Nel XIV secolo per i monaci guerrieri un nuovo nemico si palesò all’orizzonte: lo “Shōgun” (giap. 将軍), letteralmente "generale o comandante di un esercito", che in quel periodo stava diventando via via sempre più forte in Giappone. In realtà lo Shōgun non era contro il buddismo in sé, anzi, ci teneva a mantenere dei rapporti amichevoli con le varie scuole religiose, ma solo con quelle che erano in linea con il proprio pensiero. La sua scuola prediletta fu quella buddhista zen.

Uno shogun

La fazione pacifica dei monaci buddhisti, forti dell'appoggio dello shogunato, dichiararono la loro come unica vera forma di buddhismo, portando così a una serie di scontri con la fazione guerriera, che si alleò con un'altra ancora più violenta. La coalizione così formata diede vita alla “Ikkō Ikki”, che significa letteralmente “rivolta dell’unica mente”. Si trattava in sostanza di un gruppo di monaci buddhisti, che oggi potrebbero essere definiti fondamentalisti religiosi, che vedevano la morte in battaglia come un accesso diretto al paradiso. Intanto, oltre alle lotte continue tra monaci di varie fazioni e scuole, il Giappone era percorso da altrettante guerre interne: i leader delle varie province si scontravano fra di loro per ottenere l’egemonia sul paese che andava in quegli anni via via unificandosi. Eravamo in pieno periodo Sengoku (ne abbiamo parlato qui).

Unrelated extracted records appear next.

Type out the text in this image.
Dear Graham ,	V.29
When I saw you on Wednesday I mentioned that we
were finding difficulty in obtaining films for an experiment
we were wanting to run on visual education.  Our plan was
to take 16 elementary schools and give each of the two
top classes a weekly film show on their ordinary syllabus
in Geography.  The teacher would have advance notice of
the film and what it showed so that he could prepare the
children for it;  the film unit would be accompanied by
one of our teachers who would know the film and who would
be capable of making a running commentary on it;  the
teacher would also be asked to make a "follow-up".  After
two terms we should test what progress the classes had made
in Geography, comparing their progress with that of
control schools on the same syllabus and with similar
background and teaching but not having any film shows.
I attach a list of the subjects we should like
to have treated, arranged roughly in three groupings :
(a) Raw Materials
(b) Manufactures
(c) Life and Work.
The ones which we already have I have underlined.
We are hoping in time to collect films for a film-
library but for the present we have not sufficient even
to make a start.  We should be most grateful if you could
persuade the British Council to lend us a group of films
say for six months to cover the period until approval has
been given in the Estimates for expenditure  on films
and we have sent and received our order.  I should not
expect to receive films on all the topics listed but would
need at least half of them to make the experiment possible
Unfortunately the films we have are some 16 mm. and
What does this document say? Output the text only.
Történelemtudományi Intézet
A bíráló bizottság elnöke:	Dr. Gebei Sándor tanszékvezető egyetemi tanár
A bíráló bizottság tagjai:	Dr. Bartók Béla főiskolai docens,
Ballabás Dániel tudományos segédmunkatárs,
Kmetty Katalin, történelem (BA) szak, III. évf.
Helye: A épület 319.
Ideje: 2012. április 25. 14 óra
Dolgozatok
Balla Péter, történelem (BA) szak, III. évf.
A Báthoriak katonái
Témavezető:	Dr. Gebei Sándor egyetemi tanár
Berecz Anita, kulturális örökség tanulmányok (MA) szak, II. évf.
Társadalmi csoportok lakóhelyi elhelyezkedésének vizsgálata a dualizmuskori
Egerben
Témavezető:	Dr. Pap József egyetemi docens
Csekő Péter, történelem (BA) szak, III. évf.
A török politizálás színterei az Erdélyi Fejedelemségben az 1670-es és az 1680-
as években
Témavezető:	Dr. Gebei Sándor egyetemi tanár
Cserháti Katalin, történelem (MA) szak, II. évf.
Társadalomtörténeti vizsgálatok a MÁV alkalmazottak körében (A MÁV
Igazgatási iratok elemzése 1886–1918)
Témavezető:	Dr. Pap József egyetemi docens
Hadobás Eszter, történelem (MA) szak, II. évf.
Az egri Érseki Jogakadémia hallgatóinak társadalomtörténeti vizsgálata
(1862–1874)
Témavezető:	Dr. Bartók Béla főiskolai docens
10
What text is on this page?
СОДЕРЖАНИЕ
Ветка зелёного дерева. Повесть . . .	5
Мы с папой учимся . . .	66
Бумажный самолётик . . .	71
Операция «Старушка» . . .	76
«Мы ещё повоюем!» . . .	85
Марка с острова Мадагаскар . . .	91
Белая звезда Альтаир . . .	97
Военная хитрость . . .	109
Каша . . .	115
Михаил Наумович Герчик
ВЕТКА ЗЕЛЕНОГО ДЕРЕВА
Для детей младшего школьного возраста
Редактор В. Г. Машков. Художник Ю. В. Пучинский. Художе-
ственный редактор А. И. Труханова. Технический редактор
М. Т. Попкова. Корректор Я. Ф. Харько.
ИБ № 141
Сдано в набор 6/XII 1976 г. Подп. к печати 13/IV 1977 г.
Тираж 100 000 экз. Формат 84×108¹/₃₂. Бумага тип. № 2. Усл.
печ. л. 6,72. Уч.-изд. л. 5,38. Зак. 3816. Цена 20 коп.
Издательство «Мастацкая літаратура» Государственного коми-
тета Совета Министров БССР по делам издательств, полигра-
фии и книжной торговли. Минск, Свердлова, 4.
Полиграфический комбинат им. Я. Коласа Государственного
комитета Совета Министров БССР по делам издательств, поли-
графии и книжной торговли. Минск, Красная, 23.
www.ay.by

Oda Nobuganga, uno dei padri dell'unificazione del Giappone, intuendo il pericolo che questi monaci rappresentavano, decise di affrontarli una volta per tutte: nel 1580 finalmente sconfisse il gruppo fondamentalista degli Ikkō Ikki, mentre i rimanenti monaci guerrieri, anche se non più forti come all’inizio, resistettero ancora fino all’arrivo del governo Tokugawa.
Gli Sōhei e la loro violenza sparirono; così il buddismo perse parte della sua importanza, permettendo l'ascesa dello scintoismo. già presente nell'arcipelago nipponico dal V secolo, che poneva la famiglia imperiale al centro di tutto e innalzava la figura dell’imperatore al pari di una divinità. Quest'ultima si affianca così al buddhismo, almeno temporaneamente, e pone una base importante al Giappone odierno.